Eventually he got part time work and he kept complaining about how much he hated it. I was as sympathetic as possible, and I would make nice dinners for him whenever I could and I would try to make him feel better but it didn't work. He then decided to move 80 miles away to some friends in another town, and only come down on the weekends for his part time job, and then drive back. I would only see him on the weekends and he was bleeding a lot of money for gas.
On August 17th, I called him and I was starting a 5 hour drive back to town after visiting my parents. I let him know about how I'm going to focus 100% on school since my job was cutting my position and he was like "oh so it's ok for you not to work, but for me it's not ok? How is your situation any different than mine?". I was really offended and I said "well let's compare resumes, I've been supporting myself for years and you are still trying to figure stuff out". His response? You know what, I'm done with this relationship. We're breaking up.
Yes. After three years of dating, he dumped me over the phone. I tried calling back, and it was pointless. I somehow managed to get myself safely home and I was absolutely heartbroken and distraught. He also made it very public on Facebook that we had broken up and was already flirting with other girls. That day was a mutual friend's birthday, and he couldn't even look me in the eye. Despite how I was feeling, I bit my tongue and I didn't dramatically post on facebook telling everyone what happened and I didn't try to hurt him even though I desperately wanted to.
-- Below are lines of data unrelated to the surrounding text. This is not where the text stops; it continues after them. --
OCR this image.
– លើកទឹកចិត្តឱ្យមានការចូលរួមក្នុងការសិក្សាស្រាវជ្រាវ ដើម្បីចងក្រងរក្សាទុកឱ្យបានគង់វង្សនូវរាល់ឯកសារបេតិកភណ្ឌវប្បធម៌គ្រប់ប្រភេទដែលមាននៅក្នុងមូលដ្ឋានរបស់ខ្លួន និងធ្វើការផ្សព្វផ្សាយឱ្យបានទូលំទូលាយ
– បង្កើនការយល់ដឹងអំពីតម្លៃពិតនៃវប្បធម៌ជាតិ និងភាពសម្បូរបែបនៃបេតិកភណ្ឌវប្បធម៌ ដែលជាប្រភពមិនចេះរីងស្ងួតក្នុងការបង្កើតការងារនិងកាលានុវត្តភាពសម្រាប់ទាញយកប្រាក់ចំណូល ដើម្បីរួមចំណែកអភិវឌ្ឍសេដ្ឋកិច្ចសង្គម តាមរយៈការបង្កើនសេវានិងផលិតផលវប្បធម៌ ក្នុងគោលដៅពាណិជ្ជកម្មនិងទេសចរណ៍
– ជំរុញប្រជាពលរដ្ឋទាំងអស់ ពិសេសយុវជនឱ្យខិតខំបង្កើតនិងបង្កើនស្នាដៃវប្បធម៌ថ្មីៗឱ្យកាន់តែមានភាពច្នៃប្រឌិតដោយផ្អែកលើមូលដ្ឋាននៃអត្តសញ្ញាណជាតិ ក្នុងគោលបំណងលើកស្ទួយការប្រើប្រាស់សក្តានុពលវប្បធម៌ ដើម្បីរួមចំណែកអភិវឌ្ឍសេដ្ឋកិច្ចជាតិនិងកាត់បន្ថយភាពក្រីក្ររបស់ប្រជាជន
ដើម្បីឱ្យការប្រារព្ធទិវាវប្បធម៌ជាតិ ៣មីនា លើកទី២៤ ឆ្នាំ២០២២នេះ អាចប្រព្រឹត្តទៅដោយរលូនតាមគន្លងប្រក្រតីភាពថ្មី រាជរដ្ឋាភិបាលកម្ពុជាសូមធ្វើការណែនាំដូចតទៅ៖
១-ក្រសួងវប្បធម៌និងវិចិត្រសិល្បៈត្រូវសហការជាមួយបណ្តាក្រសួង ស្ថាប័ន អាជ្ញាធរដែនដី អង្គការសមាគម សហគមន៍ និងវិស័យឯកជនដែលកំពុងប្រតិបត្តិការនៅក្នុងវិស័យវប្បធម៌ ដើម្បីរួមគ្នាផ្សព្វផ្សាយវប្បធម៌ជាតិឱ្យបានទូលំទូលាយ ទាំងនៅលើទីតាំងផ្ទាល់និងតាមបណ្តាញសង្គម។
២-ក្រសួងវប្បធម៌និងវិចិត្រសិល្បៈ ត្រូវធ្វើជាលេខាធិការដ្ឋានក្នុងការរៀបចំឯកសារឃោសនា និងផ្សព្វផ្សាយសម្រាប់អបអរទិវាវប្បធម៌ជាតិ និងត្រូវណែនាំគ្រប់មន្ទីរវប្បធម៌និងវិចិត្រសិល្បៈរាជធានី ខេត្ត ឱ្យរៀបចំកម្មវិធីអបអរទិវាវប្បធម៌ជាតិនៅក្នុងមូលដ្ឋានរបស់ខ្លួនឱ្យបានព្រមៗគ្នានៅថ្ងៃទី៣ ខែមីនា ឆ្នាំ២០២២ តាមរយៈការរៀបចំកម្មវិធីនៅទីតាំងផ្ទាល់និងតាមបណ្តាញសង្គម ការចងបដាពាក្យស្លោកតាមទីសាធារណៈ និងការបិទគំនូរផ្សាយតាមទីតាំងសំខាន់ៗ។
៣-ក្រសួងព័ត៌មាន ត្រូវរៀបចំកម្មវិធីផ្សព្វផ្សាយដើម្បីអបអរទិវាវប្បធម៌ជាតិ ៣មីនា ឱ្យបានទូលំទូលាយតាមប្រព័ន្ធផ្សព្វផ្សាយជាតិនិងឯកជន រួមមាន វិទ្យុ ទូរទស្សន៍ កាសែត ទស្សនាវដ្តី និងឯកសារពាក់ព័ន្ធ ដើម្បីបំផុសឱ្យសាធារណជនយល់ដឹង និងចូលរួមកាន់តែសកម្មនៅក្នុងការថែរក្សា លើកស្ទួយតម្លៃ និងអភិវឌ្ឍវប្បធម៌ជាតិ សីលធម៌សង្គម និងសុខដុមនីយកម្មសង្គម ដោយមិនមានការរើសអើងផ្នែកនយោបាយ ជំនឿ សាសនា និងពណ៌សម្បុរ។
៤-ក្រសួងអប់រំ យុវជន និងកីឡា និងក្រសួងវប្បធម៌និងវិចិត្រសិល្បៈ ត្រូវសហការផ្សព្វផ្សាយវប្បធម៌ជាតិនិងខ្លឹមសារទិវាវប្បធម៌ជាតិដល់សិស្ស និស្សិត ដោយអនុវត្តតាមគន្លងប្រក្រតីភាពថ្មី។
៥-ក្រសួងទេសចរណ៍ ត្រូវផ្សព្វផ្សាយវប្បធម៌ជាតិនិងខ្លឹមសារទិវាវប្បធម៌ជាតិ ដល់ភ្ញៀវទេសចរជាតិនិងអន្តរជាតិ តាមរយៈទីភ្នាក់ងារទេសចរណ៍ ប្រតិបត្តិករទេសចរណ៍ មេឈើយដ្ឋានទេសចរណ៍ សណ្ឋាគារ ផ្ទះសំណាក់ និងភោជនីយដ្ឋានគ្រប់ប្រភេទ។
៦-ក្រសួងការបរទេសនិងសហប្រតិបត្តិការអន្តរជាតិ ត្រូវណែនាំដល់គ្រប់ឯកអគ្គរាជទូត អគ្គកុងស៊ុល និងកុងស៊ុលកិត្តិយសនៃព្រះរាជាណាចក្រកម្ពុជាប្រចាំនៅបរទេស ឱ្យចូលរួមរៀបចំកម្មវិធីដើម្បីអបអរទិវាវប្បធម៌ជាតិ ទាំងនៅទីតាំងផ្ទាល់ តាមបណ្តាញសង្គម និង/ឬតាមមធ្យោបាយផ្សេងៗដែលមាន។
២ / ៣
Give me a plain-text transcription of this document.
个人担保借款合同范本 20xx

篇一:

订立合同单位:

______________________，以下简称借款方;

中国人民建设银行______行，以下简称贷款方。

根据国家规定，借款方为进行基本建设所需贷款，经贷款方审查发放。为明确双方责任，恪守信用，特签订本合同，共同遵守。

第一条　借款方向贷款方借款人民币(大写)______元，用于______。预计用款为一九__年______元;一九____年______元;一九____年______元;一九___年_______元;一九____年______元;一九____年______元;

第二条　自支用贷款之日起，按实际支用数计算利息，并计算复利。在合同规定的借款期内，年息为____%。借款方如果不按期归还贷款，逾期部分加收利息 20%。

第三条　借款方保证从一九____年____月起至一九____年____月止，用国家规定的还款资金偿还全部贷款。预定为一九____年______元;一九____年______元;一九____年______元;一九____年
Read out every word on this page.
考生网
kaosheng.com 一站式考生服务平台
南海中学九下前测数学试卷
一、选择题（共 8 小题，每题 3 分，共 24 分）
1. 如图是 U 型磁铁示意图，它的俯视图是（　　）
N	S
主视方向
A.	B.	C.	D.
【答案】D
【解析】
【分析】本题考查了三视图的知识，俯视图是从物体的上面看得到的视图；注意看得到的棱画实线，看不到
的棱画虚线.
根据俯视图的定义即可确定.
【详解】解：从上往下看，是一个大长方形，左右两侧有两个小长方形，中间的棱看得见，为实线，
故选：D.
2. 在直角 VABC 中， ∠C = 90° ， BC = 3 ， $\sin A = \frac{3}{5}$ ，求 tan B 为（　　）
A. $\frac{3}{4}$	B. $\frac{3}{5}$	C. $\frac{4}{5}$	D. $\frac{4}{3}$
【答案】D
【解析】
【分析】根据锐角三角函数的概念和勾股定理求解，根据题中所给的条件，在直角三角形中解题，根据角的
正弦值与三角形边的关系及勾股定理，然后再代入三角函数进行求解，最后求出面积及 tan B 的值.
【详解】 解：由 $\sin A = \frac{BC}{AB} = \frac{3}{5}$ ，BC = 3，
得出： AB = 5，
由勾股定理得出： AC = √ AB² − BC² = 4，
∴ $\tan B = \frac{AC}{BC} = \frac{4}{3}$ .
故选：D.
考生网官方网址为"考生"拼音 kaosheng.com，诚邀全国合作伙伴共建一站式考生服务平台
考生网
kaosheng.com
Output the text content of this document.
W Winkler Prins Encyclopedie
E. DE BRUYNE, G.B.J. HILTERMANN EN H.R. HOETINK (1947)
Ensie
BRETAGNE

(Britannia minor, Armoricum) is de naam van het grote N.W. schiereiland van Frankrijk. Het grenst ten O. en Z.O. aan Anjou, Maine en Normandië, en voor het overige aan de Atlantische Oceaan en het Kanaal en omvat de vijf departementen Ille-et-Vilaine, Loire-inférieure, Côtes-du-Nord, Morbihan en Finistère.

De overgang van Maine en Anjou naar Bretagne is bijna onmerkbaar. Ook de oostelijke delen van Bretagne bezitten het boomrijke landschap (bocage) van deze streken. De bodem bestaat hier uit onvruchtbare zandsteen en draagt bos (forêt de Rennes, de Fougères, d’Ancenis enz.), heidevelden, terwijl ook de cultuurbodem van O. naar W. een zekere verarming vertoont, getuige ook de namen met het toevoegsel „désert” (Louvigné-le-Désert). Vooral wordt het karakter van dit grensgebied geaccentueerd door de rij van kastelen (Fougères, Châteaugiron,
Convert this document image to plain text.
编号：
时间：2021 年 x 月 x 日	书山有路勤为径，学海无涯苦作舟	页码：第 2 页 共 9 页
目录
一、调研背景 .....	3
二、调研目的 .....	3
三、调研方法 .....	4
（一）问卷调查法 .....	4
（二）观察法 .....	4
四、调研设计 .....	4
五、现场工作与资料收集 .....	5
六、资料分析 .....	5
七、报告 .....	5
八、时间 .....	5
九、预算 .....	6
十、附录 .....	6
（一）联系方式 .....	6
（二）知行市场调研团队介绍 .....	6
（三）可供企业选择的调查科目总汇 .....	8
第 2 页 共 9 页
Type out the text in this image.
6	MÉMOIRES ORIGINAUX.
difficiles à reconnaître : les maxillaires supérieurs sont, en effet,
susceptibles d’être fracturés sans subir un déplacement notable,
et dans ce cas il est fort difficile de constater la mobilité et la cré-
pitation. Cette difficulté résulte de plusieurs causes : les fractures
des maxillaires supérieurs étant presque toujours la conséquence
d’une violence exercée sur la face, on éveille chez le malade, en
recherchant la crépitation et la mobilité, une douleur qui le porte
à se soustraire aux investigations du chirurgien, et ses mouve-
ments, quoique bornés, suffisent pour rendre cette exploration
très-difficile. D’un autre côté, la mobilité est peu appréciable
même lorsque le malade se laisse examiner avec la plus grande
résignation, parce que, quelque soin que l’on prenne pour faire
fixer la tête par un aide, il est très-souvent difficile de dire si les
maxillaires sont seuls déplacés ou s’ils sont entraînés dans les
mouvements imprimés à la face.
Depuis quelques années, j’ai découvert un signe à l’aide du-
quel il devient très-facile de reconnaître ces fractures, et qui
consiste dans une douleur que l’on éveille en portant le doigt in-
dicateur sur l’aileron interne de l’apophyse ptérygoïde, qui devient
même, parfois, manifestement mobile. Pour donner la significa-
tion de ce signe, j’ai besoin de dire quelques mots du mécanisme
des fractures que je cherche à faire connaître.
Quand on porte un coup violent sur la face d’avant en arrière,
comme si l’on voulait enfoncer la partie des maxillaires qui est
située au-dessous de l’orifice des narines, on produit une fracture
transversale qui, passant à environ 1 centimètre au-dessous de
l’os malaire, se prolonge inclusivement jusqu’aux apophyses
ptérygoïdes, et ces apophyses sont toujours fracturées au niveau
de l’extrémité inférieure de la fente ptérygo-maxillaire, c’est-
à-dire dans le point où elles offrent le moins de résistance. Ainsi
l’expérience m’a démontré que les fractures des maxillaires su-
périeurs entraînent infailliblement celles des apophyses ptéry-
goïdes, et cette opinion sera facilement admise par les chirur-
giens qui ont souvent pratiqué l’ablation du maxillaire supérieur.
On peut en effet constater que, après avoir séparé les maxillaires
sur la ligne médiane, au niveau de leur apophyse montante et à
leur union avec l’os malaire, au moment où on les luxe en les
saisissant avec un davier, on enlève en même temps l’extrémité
I am definitely NOT that crazy ex girlfriend that acts like a psycho.
A week later, I ran into him at swing dancing and he was very adamant that we aren't a "thing" anymore. He did say he still loves me, but we aren't healthy for each other and that he's been miserable for a year. He's essentially re-written history in his mind and is holding a grudge for not feeling consistently appreciated and understood.
On day 15 of no contact (I decided after running into him that I needed to just let it go) he sent me a very long message trying to 1. Explain why we broke up, 2. Who he blames (doesn't want to blame anybody), 3. Desire to be friends after he gets loads of space, and 4. To brag that the contract got signed, and now he's got his dream jobs all lined up. He then closed with "Lastly, I’d like to know this message reached you. Yet, at risk of sounding cold, I’d rather not get into a conversation. Like I said, I still ache and I need space."
Today is Day 18 of no contact. I did not respond to his letter because I don't accept apologies over Facebook (especially if you broke up with me over the phone, dear God just come over and say it in person if you really mean it) and I just don't want to say the wrong thing.
Ultimately, the reason he and I broke up was due to scheduling issues and lack of communication. He ONLY wanted to talk when I was half asleep. Both of those things, scheduling and lack of communication, can be FIXED with EFFORT. I am 100% willing to put in the effort. I'm willing to admit that I might have been wrong and actually try to fix the behavior. However, he is unwilling to let go of past grudges and is even trying to pretend that HE got dumped for sympathy. (His/Our friends are getting pissed at him for that one).
*heavy sigh*
My parents have been married for 28 years, been together for 30. I have SEEN what it takes to make a relationship work. It's not easy. The grass might be greener on the other side, but you still have to water it. His parents are divorced, so maybe that's part of why he thinks that once things aren't perfect, you need to break up?
I still want to work on things. I am very willing to forgive, to not bring up the past, to not hold a grudge.
I am probably going to run into him again, at some point. How should I act?